The policy is a pure query — it doesn’t mutate, it doesn’t reach into transport-specific state. Adapters call it before honouring a session and act on the result.

Defaults

  • NoopSessionPolicy — always Continue. Useful for tests.
  • TimeoutSessionPolicy — checks both idle and absolute limits, returns Invalidate(reason) when either is exceeded. Reason strings are stable so audit consumers can rely on them ("idle-timeout", "absolute-timeout").

Session-id rotation after login

After a successful login, the policy’s rotateSessionAfterLogin() hook (default true) triggers VaadinService.reinitializeSession(...) — a fresh session id, new servlet session, but the same Vaadin UI state preserved through the re-initialization. This is the session-fixation defence: an attacker who got hold of the pre-login session id can no longer use it after login.

Implementation lives in the Vaadin adapter (commit 0f53cd5, B3 — “honour SessionDecision.Invalidate from onLogin via session-id rotation”).

Vaadin enforcement

The SessionLifetimeListener in security-vaadin consults the policy on every Vaadin event that touches a session. On Invalidate(reason):

  1. The reason is published as SessionExpired or SessionInvalidated on the audit pipeline.
  2. The Vaadin session is closed; the HTTP session is invalidated.
  3. The user is redirected to the login route via the existing logout listener chain — same code path as a manual logout.

REST enforcement

RestAuthorizationFilter consults SessionPolicy.evaluate(...) once the subject is resolved from the request. On Invalidate(reason) the filter returns 401 Unauthorized and (where applicable) revokes the bearer token through the logout listener chain.

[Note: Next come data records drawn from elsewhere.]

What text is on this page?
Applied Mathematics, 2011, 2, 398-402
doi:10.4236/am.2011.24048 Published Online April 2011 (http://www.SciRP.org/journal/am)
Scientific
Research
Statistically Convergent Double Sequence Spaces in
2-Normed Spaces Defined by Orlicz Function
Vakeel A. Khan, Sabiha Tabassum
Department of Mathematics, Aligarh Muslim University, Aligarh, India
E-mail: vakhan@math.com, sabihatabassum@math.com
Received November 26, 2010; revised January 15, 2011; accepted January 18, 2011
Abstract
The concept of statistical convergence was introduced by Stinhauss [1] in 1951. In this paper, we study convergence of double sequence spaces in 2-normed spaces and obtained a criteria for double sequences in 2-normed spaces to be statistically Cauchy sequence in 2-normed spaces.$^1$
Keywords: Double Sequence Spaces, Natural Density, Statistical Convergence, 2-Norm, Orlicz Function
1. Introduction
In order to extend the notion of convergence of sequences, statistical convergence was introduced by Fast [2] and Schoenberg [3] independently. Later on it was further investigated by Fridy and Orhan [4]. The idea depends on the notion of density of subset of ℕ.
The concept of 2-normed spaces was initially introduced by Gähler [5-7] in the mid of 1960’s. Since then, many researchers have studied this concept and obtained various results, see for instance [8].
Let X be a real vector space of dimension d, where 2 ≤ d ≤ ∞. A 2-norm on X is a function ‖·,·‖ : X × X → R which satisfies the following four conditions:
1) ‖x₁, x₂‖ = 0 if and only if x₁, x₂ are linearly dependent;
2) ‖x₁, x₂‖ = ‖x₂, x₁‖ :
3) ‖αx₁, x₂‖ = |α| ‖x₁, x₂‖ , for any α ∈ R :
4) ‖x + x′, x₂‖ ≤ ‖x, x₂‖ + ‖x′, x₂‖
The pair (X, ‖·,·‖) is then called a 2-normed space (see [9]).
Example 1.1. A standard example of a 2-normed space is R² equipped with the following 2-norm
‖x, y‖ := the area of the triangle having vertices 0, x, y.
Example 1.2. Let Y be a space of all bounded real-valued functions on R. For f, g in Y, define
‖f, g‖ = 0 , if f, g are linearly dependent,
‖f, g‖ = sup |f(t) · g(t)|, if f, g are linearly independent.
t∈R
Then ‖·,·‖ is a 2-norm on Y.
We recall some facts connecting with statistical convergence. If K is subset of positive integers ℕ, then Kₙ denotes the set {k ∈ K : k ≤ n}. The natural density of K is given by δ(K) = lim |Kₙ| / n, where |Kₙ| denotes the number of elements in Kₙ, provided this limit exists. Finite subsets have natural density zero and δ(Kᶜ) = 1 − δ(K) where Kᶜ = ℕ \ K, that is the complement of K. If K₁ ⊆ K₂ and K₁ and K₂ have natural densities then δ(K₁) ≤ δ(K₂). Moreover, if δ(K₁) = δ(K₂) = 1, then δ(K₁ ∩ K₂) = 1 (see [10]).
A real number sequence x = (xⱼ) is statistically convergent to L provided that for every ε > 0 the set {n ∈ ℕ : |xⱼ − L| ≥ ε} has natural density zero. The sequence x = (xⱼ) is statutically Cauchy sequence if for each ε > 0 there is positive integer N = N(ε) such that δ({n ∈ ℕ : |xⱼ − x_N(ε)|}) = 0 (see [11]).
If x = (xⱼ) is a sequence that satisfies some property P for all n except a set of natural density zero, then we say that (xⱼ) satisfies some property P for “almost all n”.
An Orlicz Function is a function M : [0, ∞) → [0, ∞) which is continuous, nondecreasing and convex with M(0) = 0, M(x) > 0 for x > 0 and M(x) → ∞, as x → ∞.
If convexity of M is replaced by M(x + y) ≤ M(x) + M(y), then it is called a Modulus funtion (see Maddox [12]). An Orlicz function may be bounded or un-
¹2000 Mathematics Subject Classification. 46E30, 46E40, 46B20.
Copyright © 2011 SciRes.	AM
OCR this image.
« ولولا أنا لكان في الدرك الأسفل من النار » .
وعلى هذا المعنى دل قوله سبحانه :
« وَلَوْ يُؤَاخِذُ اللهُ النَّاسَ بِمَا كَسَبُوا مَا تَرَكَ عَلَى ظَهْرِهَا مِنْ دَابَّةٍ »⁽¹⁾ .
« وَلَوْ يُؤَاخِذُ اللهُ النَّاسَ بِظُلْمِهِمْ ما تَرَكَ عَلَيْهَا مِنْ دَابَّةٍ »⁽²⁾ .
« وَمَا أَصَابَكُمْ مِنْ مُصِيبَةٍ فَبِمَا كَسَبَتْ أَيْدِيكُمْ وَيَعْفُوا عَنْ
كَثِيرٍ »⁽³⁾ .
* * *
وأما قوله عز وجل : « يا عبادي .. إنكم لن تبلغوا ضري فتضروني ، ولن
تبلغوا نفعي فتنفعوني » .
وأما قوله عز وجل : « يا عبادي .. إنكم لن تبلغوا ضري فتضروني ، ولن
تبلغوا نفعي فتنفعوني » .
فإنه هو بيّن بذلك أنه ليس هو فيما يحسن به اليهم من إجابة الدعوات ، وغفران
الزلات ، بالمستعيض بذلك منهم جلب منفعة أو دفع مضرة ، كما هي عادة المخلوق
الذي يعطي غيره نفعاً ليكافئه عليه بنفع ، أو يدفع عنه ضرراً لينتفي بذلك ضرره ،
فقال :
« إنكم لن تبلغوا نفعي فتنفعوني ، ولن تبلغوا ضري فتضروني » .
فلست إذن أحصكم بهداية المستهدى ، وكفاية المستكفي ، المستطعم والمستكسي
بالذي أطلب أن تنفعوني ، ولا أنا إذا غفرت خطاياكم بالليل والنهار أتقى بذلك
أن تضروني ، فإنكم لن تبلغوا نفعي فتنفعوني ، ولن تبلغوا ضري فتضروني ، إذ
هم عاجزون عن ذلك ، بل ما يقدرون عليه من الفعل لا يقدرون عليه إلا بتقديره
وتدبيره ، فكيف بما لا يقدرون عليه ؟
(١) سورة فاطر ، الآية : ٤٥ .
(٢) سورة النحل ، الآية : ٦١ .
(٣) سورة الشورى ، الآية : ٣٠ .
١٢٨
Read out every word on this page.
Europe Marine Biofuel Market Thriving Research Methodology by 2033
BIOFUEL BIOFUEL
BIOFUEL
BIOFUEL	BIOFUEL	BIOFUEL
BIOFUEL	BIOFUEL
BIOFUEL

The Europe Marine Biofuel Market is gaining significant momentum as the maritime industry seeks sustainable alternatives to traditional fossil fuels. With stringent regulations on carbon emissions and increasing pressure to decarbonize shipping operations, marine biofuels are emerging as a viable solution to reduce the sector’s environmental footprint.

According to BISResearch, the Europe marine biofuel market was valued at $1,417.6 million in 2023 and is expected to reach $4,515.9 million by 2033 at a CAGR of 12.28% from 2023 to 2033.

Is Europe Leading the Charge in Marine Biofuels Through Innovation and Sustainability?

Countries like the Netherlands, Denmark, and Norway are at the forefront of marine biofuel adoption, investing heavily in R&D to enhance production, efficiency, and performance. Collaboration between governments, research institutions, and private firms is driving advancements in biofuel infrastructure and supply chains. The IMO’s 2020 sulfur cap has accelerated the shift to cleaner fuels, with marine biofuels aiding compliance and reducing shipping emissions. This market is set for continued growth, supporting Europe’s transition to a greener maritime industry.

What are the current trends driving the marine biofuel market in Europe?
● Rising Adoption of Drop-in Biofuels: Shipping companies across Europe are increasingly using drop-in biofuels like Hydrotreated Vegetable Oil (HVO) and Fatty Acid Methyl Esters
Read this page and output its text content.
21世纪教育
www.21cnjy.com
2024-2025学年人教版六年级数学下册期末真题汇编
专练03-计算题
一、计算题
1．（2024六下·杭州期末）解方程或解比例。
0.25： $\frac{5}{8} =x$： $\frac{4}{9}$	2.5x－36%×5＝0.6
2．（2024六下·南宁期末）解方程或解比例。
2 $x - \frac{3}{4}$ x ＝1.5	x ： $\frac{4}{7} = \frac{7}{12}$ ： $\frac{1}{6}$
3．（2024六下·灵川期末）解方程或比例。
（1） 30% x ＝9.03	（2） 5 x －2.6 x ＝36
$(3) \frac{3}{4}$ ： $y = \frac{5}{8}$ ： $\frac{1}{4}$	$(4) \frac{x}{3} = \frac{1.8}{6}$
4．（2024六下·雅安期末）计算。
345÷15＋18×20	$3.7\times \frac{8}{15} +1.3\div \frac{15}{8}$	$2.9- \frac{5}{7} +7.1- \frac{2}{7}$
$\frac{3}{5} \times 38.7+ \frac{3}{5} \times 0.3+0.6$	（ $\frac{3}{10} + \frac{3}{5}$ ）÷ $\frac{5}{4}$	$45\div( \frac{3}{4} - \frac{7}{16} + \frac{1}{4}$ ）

A REST client receiving 401 mid-conversation knows to re-authenticate.

Configuration

Like the brute-force policy, TimeoutSessionPolicy reads its limits through a …ConfigurationLoader with the sysprop → env → default chain:

System propertyEnv varDefault
security.session.idle-timeoutSECURITY_SESSION_IDLE_TIMEOUTPT30M
security.session.absolute-timeoutSECURITY_SESSION_ABSOLUTE_TIMEOUTPT8H
security.session.rotate-after-loginSECURITY_SESSION_ROTATE_AFTER_LOGINtrue

Plugging in your own

public final class MyTenantAwareSessionPolicy implements SessionPolicy<MyUser> {
  @Override
  public SessionDecision evaluate(SessionMetadata m) {
    if (tenants.isSuspended(m.subjectId().tenantId())) {
      return new SessionDecision.Invalidate("tenant-suspended");
    }
    return defaultPolicy.evaluate(m);
  }
}

Register in META-INF/services/com.svenruppert.vaadin.security.session.SessionPolicy. Both adapters pick it up via SecurityServiceResolver.